Block copolymer (BCP) microphase separation at substrate surfaces might enable the generation of substrate features in a scalable, bottom-up fashion, provided that the pattern structure, orientation, and alignment can be strictly controlled. The PS-b-PDMS (polystyrene-b-polydimethylsiloxane) system is attractive because it can form small features and the two blocks can be readily differentiated during pattern transfer. However, PS-b-PDMS offers a considerable challenge, because of the chemical differences in the blocks, which leads to poor surface wetting, poor pattern orientation control, and structural instabilities. These challenges are considerably greater when line patterns must be created, and this is the focus of the current work. Here, we report controlled pattern formation in cylinder-forming PS-b-PDMS by anchoring different types of hydroxyl-terminated homopolymer and random copolymer brushes on planar and topographically patterned silicon substrates for the fabrication of nanoscale templates. It is demonstrated that non-PDMS-OH-containing brushes may be used, which offers an advantage for substrate feature formation. To demonstrate the three-dimensional (3-D) film structure and show the potential of this system toward applications such as structure generation, the PDMS patterns were transferred to the underlying substrate to fabricate nanoscale features with a feature size of ~14 nm.

Polystyrene-Polymethylmethacrylate Block Copolymers for Lithographically Assisted Bottom-Up Assembly of Nanostructures

Polystyrene-polymethylmethacrylate (PS-PMMA) block copolymers are well known to exhibit microphase separation to form a series of regular structures with local periodic arrangements of the blocks. By developing films of PS-PMMA within topographically patterned silicon (100) substrates (with photolithographically defined rectangular channels of depth 60 nm and widths 166 – 433 nm) these irregular arrangements form highly periodic structures where the features are parallel to the side walls of the channels. However, the use of silicon substrates leads to problems in processing of these films.

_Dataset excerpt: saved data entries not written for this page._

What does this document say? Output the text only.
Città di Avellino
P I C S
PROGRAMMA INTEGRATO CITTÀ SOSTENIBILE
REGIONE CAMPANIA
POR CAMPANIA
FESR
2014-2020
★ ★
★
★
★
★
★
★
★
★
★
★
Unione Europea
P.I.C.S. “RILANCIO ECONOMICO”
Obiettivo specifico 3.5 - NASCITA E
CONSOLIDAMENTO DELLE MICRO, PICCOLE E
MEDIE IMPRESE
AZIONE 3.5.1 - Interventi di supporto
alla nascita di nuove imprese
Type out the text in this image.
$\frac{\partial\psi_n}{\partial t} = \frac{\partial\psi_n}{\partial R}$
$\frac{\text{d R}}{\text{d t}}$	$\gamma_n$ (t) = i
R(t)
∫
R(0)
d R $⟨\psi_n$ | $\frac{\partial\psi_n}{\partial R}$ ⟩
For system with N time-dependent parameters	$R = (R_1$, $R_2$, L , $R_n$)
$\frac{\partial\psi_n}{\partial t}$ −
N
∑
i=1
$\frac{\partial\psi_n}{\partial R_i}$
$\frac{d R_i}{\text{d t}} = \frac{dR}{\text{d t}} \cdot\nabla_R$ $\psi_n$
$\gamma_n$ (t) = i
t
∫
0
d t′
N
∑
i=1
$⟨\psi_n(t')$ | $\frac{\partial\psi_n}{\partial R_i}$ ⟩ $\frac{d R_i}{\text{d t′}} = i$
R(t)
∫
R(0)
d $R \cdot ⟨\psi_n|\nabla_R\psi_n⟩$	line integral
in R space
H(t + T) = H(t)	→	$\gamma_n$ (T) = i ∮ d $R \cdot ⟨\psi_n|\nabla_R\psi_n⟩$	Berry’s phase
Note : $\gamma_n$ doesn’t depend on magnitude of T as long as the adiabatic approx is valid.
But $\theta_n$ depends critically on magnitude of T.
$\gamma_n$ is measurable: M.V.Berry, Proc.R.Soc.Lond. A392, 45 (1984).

PS-PMMA does not wet the surface, and this results in island formation on flat substrates. On channel etched substrates this phenomena ensures that the thickness of the films is irregular and poorly defined alignment is seen. Detailed considerations of this polymer system suggest that feature sizes below 25 nm are not realisable. The results suggest other copolymer systems should be studied.